However, on the present facts, we doubt that an instruction of common assault was required. Without restating the facts in detail, the evidence did show that defendant struck the prosecutrix with his fists after she had been sodomized by him and his companion and after his companion had hit her, with the degree of beating evidenced by blood splattered over her face and blouse. Taken in context, defendant's striking the prosecutrix is most sensibly construed as an assault with intent to do great bodily harm rather than common assault. Moreover, according to defendant, he was not guilty of any offense.

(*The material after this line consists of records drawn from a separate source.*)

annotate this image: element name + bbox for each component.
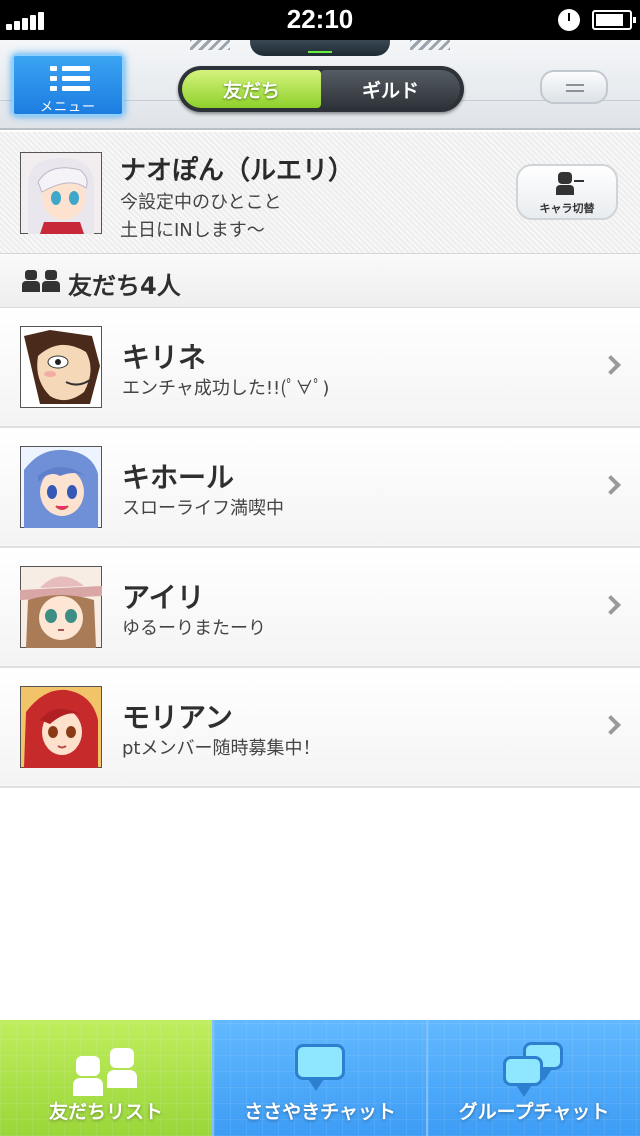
friend-name: キリネ [122,341,207,374]
bottom-tab-bar: 友だちリスト ささやきチャット グループチャット [0,1020,640,1136]
my-character-name: ナオぽん（ルエリ） [120,156,355,186]
options-button[interactable] [540,70,608,104]
my-profile[interactable]: ナオぽん（ルエリ） 今設定中のひとこと 土日にINします〜 キャラ切替 [0,132,640,254]
friend-name: モリアン [122,701,233,734]
tab-guild[interactable]: ギルド [321,70,460,108]
tab-label: 友だちリスト [48,1101,163,1123]
friends-icon [22,270,62,294]
white-hair-girl-avatar [20,152,102,234]
status-bar: 22:10 [0,0,640,40]
red-hair-girl-avatar [20,686,102,768]
switch-character-button[interactable]: キャラ切替 [516,164,618,220]
friends-count-heading: 友だち4人 [68,272,181,300]
chevron-right-icon [601,475,621,495]
menu-label: メニュー [39,100,96,115]
chevron-right-icon [601,595,621,615]
hat-girl-avatar [20,566,102,648]
friends-guild-toggle: 友だち ギルド [178,66,464,112]
chevron-right-icon [601,355,621,375]
app-header: メニュー 友だち ギルド [0,40,640,130]
switch-character-icon [556,172,584,198]
wolf-avatar [20,326,102,408]
my-avatar [20,152,102,234]
my-status-message: 今設定中のひとこと [120,192,282,213]
friend-row-airi[interactable]: アイリ ゆるーりまたーり [0,548,640,668]
friend-status: ptメンバー随時募集中！ [122,738,321,759]
my-status-detail: 土日にINします〜 [120,220,265,241]
group-chat-icon [499,1042,569,1100]
friend-row-kihoru[interactable]: キホール スローライフ満喫中 [0,428,640,548]
switch-character-label: キャラ切替 [539,202,595,215]
chevron-right-icon [601,715,621,735]
tab-friends[interactable]: 友だち [182,70,321,108]
tab-group-chat[interactable]: グループチャット [428,1020,640,1136]
friends-section-header: 友だち4人 [0,254,640,308]
chat-bubble-icon [285,1042,355,1100]
menu-list-icon [50,64,90,94]
tab-friends-list[interactable]: 友だちリスト [0,1020,214,1136]
battery-icon [592,10,636,30]
friend-row-kirine[interactable]: キリネ エンチャ成功した!!(ﾟ∀ﾟ) [0,308,640,428]
alarm-icon [558,9,580,31]
header-pulse-indicator [250,40,390,56]
friend-name: キホール [122,461,235,494]
friend-row-morian[interactable]: モリアン ptメンバー随時募集中！ [0,668,640,788]
friend-status: スローライフ満喫中 [122,498,284,519]
friends-icon [71,1042,141,1100]
status-time: 22:10 [286,4,354,34]
friend-name: アイリ [122,581,205,614]
friend-status: エンチャ成功した!!(ﾟ∀ﾟ) [122,378,330,399]
tab-label: グループチャット [458,1101,610,1123]
friend-status: ゆるーりまたーり [122,618,266,639]
blue-hair-girl-avatar [20,446,102,528]
tab-label: ささやきチャット [244,1101,396,1123]
menu-button[interactable]: メニュー [12,54,124,116]
tab-whisper-chat[interactable]: ささやきチャット [214,1020,428,1136]
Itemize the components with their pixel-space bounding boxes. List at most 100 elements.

He denied that he hit the prosecutrix and explained her injuries as resulting from his automobile hitting a guard rail on a bridge. On this record, defendant was either guilty of the assault submitted to the jury or he was not guilty of any offense, and no instruction on common assault was required. State v. Washington, 357 S.W.2d 92, 94-95 (Mo.1962); State v. Howard, 564 S.W.2d 71, 76-77 (Mo.App.1978).

Furthermore, the plain error doctrine urged by defendant requires a showing of "manifest injustice or miscarriage of justice", Rule 27.20(c), State v. Richards, 536 S.W.2d 779, 788 (Mo.App.1976). On the facts in this case, no manifest injustice or miscarriage of justice could have been caused by the failure to instruct on common assault, even if one assumes that such an instruction was required. See State v. Seemiller, supra, at 217.

The judgment is affirmed.

DOWD, P. J., and ALDEN A. STOCKARD, Special Judge, concur.

NOTES

[1] As defined, the two exceptions are separate and distinct and not necessarily coordinate. However, we do not decide here whether they are actually separate and distinct exceptions, see State v. Cox, 508 S.W.2d 716, 722-723 (Mo.App.1974), and compare State v. Davis, 540 S.W.2d 122, 123-124 (Mo.App.1976), which, in certain fact situations, may become intertwined and made coordinate, see State v. Seemiller, 558 S.W.2d 212, 215 (Mo.App. 1977); State v. Torrence, 519 S.W.2d 360, 361 (Mo. App.1975), or whether the two exceptions are the same and the latter exception is merely a more refined and explicit statement of the former. See State v. Garrison, 342 Mo. 453, 116 S.W.2d 23, 24-25 (1938).

[2] Prior to the repeal of § 556.160 RSMo (1969), its wisdom and need had continuously been questioned by our courts, because of the existence of former § 556.220 RSMo (1969) (see present § 556.041 and § 556.046) permitting convictions of "lower degrees" of offenses and former § 556.230 RSMo (1969) (see present § 556.046) permitting convictions of "lesser and included" offenses. See, e. g., State v. McDaris, 411 S.W.2d 126, 128 (Mo.1967); State v. Baker, 276 S.W.2d 131, 134 (Mo.1955). However, the courts found no reason to nullify or ignore § 556.160 RSMo (1969), see, e. g., State v. Lacey, 20 S.W. 238, 239 (Mo.1892) and continued to apply it. State v. McDaris, supra. At times, the statute's meaning was stated to be " . . . unquestionably . . . a modification of the common law in criminal cases. . . that on an indictment for a major offense there may be a conviction for a minor, . . . provided, always, the minor is included in the major, and falls within the allegations of the indictment . . .". State v. Scott, 172 Mo. 536, 72 S.W. 897, 899 (Mo.1903); State v. Bell, 194 Mo. 264, 91 S.W. 898 (Mo.1906). This explanation is more relevant to former § 556.220 and § 556.230 than to § 556.160, and § 556.160 is perhaps better explained as a reflection of the common law merger doctrine which, as the latter statute paraphrases, precludes a defendant from being convicted of an attempt to commit an offense or an assault with intent to commit an offense if that offense has been completed. See, Perkins, Criminal Law, Ch. 6, § 3 (1969).